Automated motile cell capture and analysis with optical traps.

  • Author(s): Shao, Bing
  • Nascimento, Jaclyn M
  • Shi, Linda Z
  • Botvinick, Elliot L
  • Editor(s): Berns, MW
  • Greulich, KO
  • et al.

Laser trapping in the near infrared regime is a noninvasive and microfluidic-compatible biomedical tool. This chapter examines the use of optical trapping as a quantitative measure of sperm motility. The single point gradient trap is used to directly measure the swimming forces of sperm from several different species.

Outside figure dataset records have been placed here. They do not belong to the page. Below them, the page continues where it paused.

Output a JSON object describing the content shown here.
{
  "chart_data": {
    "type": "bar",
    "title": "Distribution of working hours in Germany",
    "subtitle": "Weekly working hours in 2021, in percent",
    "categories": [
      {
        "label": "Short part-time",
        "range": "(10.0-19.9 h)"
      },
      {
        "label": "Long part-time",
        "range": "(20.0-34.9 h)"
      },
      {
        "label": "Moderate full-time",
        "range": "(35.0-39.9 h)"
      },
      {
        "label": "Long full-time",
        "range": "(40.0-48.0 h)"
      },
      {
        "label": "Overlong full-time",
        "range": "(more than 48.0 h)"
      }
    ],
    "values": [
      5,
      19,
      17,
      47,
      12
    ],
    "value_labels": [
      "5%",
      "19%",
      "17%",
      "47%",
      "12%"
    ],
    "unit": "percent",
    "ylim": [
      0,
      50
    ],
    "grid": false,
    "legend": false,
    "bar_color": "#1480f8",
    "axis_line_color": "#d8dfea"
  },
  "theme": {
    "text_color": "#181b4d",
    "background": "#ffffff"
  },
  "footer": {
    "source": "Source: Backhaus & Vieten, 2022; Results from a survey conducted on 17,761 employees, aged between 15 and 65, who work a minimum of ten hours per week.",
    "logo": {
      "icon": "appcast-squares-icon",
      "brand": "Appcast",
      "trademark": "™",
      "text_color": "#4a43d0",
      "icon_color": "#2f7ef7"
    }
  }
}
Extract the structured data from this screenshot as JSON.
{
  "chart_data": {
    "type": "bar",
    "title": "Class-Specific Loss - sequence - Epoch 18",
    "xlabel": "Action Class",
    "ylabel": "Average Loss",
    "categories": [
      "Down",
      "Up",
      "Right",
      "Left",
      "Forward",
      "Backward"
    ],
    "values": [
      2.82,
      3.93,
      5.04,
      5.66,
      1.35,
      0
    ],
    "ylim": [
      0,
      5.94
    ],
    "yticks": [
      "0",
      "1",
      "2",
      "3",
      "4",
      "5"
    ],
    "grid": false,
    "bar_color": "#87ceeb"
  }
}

These forces could provide useful information about the overall sperm motility and semen quality. The swimming force is measured by trapping sperm and subsequently decreasing laser power until the sperm is capable of escaping the trap. Swimming trajectories were calculated by custom built software, an automatic sperm tracking algorithm called the single sperm tracking algorithm or SSTA. A real-time automated tracking and trapping system, or RATTS, which operates at video rate, was developed to perform experiments with minimal human involvement. After the experimenter initially identifies and clicks the computer mouse on the sperm-of-interest, RATTS performs all further tracking and trapping functions without human intervention. Additionally, an annular laser trap which is potentially useful for high-throughput sperm sorting based on motility and chemotaxis was developed. This low power trap offers a more gentle way for studying the effects of laser radiation, optical force, and external obstacles on sperm swimming pattern.